Il s’agit de Mirlande Hyppolite Manigat (secteur politique), Laurent Saint Cyr (secteur privé) et Calixte Fleuridor (président de la Fédération protestante d’Haïti / Fph, société civile).
Les huit partis politiques déclarent s’engager « à rencontrer d’autres acteurs du secteur politique et des groupes organisés de la société civile, interpellés eux aussi par la situation actuelle et engagés dans une démarche salutaire de restauration et de consolidation des pouvoirs de l’État, par la négociation et le compromis ».
Ils renouvellent leur engagement à privilégier les intérêts supérieurs du pays par rapport aux intérêts et ambitions personnels ou particuliers, liés à la conquête et à l’exercice immédiats du pouvoir.
Le lundi 30 janvier 2023, ce groupe de huit partis politiques a affirmé projeter, en concertation avec des forces vives du pays, de prendre toutes les dispositions urgentes, en vue de parvenir à une solution consensuelle et durable, capable de redresser la situation actuelle en Haïti, dans une déclaration, signée par le coordonnateur général du parti politique Organisation du peuple en lutte (Opl), Edgard Leblanc Fils, au nom de ces 8 partis politiques.
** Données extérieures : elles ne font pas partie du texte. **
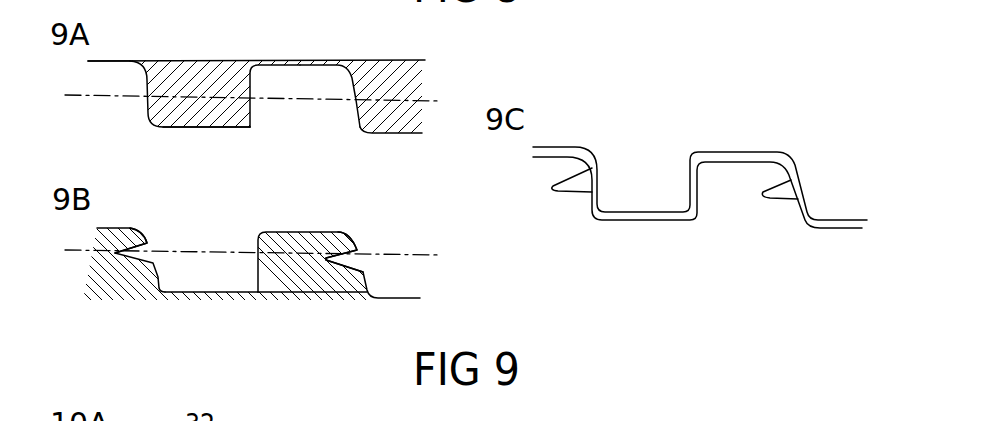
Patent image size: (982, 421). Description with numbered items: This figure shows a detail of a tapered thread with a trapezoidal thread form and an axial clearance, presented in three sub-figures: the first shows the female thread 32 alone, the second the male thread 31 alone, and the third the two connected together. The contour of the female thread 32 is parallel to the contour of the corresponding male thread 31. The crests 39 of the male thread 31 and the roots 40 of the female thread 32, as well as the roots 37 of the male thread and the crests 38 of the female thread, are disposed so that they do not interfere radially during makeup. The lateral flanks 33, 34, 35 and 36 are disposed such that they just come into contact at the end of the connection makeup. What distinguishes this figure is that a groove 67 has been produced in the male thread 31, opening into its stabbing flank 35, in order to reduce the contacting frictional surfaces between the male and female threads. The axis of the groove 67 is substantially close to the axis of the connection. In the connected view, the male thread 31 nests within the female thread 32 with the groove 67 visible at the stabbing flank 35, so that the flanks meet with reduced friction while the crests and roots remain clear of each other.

The male thread 31 is at (128, 288).
The female thread 32 is at (208, 78).
The lateral flank 33 is at (247, 268).
The lateral flank 34 is at (250, 112).
The stabbing flank 35 is at (160, 272).
The lateral flank 36 is at (359, 112).
The root of the male thread 37 is at (210, 292).
The crest of the female thread 38 is at (230, 123).
The crest of the male thread 39 is at (280, 228).
The root of the female thread 40 is at (97, 63).
The groove 67 is at (353, 263).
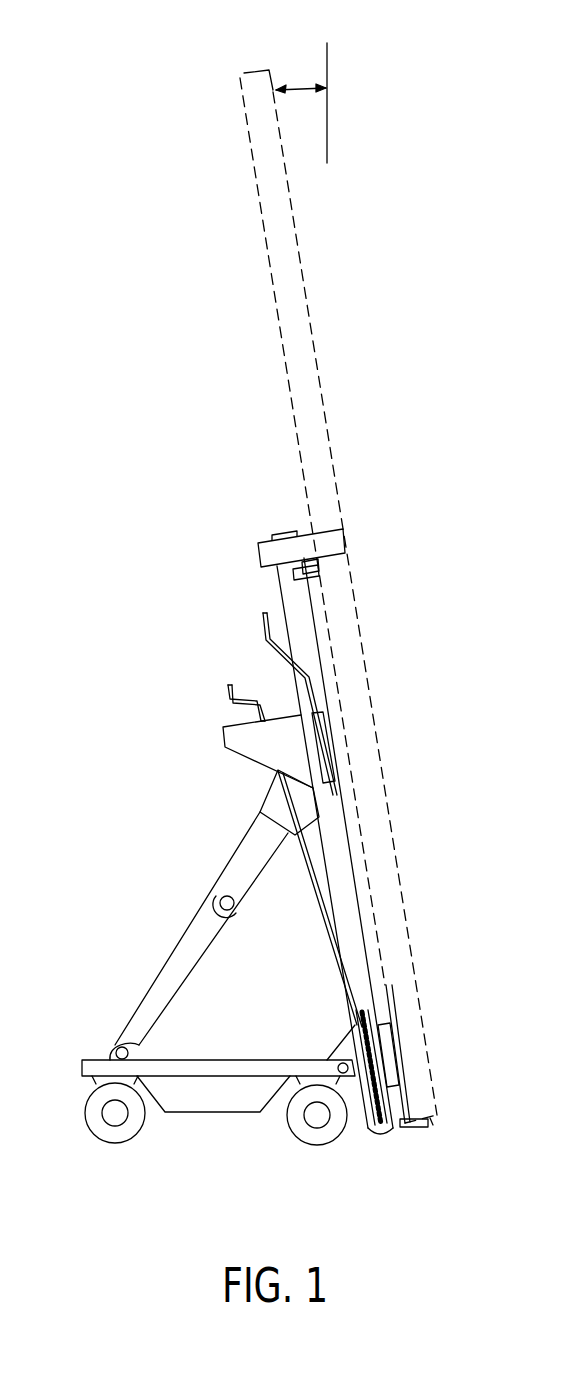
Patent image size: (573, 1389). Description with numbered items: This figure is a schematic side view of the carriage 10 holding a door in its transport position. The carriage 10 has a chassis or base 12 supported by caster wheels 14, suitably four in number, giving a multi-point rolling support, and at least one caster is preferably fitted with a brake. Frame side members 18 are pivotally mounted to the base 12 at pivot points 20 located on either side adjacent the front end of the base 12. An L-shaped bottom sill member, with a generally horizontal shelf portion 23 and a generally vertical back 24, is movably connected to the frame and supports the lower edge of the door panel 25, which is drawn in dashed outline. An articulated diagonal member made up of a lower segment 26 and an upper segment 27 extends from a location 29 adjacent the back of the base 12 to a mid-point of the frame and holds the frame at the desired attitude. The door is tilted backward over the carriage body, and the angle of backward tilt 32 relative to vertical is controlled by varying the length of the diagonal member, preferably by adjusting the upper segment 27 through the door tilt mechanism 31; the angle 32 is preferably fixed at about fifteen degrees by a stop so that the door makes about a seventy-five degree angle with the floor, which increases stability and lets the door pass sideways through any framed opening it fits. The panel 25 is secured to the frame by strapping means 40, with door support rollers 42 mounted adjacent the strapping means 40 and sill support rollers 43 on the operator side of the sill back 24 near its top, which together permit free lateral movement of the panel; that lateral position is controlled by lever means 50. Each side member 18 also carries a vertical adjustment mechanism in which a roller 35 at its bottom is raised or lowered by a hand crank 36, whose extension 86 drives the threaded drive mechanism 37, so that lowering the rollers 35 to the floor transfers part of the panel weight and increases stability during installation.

The carriage 10 is at (157, 820).
The base 12 is at (212, 1085).
The caster wheels 14 is at (90, 1115).
The frame side members 18 is at (292, 595).
The pivot points 20 is at (343, 1058).
The shelf portion 23 is at (418, 1126).
The back 24 is at (398, 1128).
The door panel 25 is at (390, 830).
The lower segment 26 is at (174, 980).
The upper segment 27 is at (245, 880).
The location 29 is at (122, 1047).
The door tilt mechanism 31 is at (278, 813).
The angle of backward tilt 32 is at (297, 88).
The roller 35 is at (385, 1132).
The hand crank 36 is at (228, 698).
The threaded drive mechanism 37 is at (347, 1017).
The strapping means 40 is at (263, 553).
The door support rollers 42 is at (320, 571).
The sill support rollers 43 is at (393, 1030).
The lever means 50 is at (264, 631).
The extension 86 is at (320, 905).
Les dispositions annoncées devraient aider à rétablir la paix et la sécurité pour la reprise des activités en Haïti, selon la déclaration du 30 janvier 2023. [emb rc apr 07/02/2023 13:50]
[1] une loi américaine, qui fait de la prévention des conflits et de la promotion de la stabilité dans les pays, sujets à la violence ou aux conflits généralisés, une priorité de la politique étrangère américaine.